Yahu, siz geceleri uyuyamamaktan hiç mi korkmazsınız?
Ama ben sizi anladım, ben sizi tanıdım. Siz o’sunuz…
İnanışıma göre; herkesin cehennemi kendine özelmiş. Tam da bu sebeple siz, cehennemde günahları değil parası yanacak olanlarsınız.
Beni kahrımdan öldürecek gibi perişan eden başka bir olay da Bolu Kartalkaya Grand Kartal Otel’de insanların çıkan yangından kurtulmak için çarşafları birbirine bağlayarak kendine kurtuluş düğümü atmaları oldu. Bir alt metin yazdım zihnimde kendimce.

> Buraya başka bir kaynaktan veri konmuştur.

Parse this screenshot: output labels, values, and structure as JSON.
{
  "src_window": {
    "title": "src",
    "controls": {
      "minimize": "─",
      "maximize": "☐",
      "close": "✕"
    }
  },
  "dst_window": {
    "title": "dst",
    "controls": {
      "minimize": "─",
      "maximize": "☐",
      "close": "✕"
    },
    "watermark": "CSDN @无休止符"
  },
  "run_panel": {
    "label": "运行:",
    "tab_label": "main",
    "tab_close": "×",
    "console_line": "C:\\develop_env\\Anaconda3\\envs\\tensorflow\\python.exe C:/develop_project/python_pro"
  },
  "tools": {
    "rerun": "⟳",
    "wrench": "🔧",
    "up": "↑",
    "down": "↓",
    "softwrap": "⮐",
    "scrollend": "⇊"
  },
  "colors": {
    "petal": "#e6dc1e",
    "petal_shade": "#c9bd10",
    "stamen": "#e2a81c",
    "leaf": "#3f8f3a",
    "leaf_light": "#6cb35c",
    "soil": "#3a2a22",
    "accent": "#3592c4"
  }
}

Normalde birilerine hayallerinizden bahsettiğinizde size inanmıyor, küçük görüyor ya da cesaretinizi kırmak istiyorsa hemen şöyle söyler:
‘Sen çok mu film izliyorsun? Böyle şeyler ancak filmlerde olur’
Efendiler! Kulaklarınızı açın da iyi dinleyin… Gerçekleşmeme ihtimali olan hayaller olmamalıydı. İnsanlar, tıpkı bir aksiyon filminin en can alıcı sahnesinde yaşanan senaryodaki gibi çarşafları bağlayıp camlardan aşağı atlamamalıydı!
‘Bebeğimi atıyorum, tutun!’ dememeliydi hiçbir anne hiçbir baba.
Artık korkma vakti sizindir.
Çünkü bu dünyada her şeyin bedeli bir ihtimalde ödenir. Her hata bir gün telafi edilebilir.
Fakat kundak içinde yaktığınız hiçbir hayalin vebalini kaldıramayacaksınız.
Yansın içiniz!
Siz cehennemde günahları değil parası yanacak olanlarsınız!